Statistically, here are the three most common problems from applications:

  1. Grading and Servicing

  2. Landscaping

  3. Off street vehicular loading and parking

It’s called a process for a reason, but did you know that the procedure is not actually consistently applied between municipalities?



What the OAA has done, again, reading statistics so YOU don’t have to, has summarised the best practices so the new guidelines can help facilitate and formalise the process.

  1. Steamlining site plan applications and exempting specific developments
  2. Pre-application consultation meetings
  3. Dedicated site plan team, staff, and project manager
  4. Provision of implementation options
  5. Alternatives to site plan approvals

Finally, you must be wondering, confident that you taken all the premeditated issues, is there a check list I can use to submit my actual application? Let’s be serious, would you follow a check list collated by a student? I try my best to understand what goes into an approval but there’s just so many things, like environmental studies, wind studies, noise impact studies, etc that honestly, I just hope it becomes easier with experience.

Here are, however, two pointers, I’ve learnt at work:

  1. Collect all drawings into a set and they are dimensionally folded in 8.5″ x 14″

  2. MAKE SURE ALL DRAWINGS ARE FOLDED and this is hilariously fundamental but make sure, it’s folded in the ‘architectural way’ with the title block showing. I’ve attached an intense How-To video below.



In most cases in applications to the City of Toronto, you need 5 paper copies and 1 digital of studies done. Depending on what you’re submitting for there are different checklists. Recently working on an urban project, I have needed to compile for a Zoning By-Law Amendment application, so I can only share what was on our team’s checklist:

  • A Draft Zoning By Law amendment
  • Physical, Digital Mass Model
  • Community Services and Facilities study
  • Archaeological assessment
  • Architectural contorl guidelines
  • Planning Rationale
  • Pedestrian Level wind study,
  • Avenue Segment review study
  • Sun/Shadow Study
  • Urban Design Guidelines
  • Vibration study,
  • Noise impact Study,
  • Housing Issues report
  • Natural Heritage Impact Study
  • Noise impact study



This list never seems to end… In addition to this, 20 paper copies and one digital copy of a

  • topographical survey
  • context plan
  • underground plans
  • site and building elevations
  • site plan
  • floor plan
  • tree preservation plan (7 copies!)
  • concept site and landscape plan (7 copies!)
  • site and building sections

Needless to say, it was a pretty awfully stressful week. Not only did we draw like mad, compile like mad, we also had to read a lot. There are plenty of guidelines that Toronto offers… There’s even a ‘Bird Friendly guidelines‘.


I guess what I am trying to say is, even if you ask nicely, “May I get my site plan approval? Pretty please? With A cherry on top?”, there’s no easy painless way to do it.
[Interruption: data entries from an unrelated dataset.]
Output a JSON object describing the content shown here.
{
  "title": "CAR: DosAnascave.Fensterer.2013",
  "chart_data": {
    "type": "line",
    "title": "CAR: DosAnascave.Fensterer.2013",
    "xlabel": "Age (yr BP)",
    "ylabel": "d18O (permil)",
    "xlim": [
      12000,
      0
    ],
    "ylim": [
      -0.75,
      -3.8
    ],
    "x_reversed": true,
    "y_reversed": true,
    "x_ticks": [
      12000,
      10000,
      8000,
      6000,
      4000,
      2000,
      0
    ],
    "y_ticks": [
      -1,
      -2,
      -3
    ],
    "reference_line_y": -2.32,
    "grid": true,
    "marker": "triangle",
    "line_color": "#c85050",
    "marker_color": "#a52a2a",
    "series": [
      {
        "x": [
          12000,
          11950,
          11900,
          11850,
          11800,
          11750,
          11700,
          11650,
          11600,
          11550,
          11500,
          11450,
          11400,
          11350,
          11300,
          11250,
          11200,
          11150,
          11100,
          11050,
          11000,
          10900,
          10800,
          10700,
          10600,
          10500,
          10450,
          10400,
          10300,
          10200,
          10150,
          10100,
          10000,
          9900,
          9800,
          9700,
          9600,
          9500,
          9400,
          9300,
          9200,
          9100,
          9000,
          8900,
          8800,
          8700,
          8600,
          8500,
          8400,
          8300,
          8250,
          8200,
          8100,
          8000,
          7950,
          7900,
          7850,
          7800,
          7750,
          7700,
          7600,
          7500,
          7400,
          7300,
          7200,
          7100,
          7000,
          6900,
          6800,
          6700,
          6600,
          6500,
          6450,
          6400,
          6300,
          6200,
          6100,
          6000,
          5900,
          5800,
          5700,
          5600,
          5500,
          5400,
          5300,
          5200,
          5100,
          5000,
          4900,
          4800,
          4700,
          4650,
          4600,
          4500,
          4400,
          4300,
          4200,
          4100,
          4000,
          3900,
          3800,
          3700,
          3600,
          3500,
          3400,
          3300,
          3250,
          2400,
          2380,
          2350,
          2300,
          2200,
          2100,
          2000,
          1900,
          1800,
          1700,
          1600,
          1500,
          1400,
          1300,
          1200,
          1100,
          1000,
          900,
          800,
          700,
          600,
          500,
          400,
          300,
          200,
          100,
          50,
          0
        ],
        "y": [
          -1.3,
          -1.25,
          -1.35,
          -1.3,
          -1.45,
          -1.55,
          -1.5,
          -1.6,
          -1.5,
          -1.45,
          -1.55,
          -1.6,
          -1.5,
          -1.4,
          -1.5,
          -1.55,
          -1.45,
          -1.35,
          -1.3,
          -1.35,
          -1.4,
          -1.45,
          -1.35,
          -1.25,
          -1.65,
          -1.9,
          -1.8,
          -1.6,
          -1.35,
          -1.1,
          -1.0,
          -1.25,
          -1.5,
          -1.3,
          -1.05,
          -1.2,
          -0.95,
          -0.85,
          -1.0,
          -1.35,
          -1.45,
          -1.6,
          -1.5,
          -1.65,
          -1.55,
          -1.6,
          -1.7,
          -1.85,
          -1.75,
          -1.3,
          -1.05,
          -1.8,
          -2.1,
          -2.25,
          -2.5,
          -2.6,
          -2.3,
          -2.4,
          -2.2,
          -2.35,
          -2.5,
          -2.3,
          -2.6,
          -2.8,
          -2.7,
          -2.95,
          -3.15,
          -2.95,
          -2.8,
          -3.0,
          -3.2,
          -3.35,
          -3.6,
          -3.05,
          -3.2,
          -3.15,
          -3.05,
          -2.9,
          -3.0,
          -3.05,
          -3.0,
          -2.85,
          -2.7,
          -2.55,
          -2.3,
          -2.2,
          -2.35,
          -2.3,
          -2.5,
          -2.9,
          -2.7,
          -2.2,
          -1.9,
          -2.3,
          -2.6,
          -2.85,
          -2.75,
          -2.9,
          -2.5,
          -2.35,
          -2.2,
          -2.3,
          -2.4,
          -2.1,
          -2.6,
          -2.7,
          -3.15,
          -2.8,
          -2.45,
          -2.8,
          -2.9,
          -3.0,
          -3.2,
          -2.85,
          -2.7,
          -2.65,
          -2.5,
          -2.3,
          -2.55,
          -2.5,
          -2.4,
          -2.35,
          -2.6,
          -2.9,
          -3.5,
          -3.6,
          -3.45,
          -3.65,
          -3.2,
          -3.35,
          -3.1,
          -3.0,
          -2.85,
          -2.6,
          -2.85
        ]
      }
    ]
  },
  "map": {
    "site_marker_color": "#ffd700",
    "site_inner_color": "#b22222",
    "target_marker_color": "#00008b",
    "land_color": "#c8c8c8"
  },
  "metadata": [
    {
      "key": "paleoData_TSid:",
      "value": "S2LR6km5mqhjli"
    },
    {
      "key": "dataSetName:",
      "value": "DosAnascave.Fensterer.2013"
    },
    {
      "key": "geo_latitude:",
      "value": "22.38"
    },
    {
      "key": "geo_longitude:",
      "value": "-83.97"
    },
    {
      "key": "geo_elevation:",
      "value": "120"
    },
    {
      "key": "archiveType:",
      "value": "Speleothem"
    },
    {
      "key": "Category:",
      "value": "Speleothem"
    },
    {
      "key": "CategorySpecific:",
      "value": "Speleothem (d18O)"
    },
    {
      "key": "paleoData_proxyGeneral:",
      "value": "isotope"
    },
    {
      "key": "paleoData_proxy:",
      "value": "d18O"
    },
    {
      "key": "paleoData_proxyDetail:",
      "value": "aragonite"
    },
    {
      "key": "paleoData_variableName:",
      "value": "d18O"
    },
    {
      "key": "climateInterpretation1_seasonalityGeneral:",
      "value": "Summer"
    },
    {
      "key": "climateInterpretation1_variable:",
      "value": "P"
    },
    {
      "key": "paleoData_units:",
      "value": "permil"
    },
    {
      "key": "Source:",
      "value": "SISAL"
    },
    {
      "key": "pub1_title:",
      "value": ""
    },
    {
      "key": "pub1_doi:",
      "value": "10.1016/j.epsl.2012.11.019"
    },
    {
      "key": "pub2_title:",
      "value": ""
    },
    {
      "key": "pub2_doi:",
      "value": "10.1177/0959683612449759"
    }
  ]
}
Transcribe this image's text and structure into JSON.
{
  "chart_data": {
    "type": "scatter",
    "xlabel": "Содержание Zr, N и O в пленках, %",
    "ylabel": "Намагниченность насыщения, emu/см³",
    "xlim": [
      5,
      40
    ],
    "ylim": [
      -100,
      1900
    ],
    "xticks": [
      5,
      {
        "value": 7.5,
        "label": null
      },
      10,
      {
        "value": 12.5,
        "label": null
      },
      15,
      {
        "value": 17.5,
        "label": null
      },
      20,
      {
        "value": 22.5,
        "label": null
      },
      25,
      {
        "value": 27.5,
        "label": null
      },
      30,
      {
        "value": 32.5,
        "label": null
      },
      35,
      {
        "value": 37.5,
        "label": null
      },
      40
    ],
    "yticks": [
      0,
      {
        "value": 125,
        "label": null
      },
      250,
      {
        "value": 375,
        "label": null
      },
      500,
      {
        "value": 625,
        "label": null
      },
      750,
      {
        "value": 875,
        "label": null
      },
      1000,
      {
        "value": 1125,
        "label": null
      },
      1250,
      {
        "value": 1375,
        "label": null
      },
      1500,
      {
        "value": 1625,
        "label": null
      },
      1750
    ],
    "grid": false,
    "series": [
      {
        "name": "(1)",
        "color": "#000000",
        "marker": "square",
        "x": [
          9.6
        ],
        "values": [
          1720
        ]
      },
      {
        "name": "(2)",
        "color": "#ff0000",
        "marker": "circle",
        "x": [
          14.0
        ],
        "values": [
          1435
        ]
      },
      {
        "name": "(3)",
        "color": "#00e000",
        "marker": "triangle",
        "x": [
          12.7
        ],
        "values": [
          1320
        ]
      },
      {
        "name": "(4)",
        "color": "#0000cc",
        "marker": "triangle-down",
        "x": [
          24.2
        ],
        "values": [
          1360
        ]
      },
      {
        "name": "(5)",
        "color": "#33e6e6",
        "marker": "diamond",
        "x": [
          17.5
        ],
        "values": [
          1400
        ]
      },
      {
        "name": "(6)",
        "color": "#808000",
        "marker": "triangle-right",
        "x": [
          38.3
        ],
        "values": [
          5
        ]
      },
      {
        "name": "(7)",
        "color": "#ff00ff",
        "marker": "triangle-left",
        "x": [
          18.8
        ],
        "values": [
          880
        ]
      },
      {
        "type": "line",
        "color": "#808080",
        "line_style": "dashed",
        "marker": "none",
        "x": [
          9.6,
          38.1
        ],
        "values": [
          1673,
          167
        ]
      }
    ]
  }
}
There’s a lot of paper work, and a lot of co-ordination, but in the end, that’s all part of the job, right? I’m starting to realize, being an architect isn’t always going to be design work as much as I would have liked… You’re doing it because you care and whether or not any else will ever recognise the exuberent amount of check lists you went through, know that you didn’t take any short cuts, that you double, triple checked your information, and that you did it right- the right, tedious, incredibly honest way.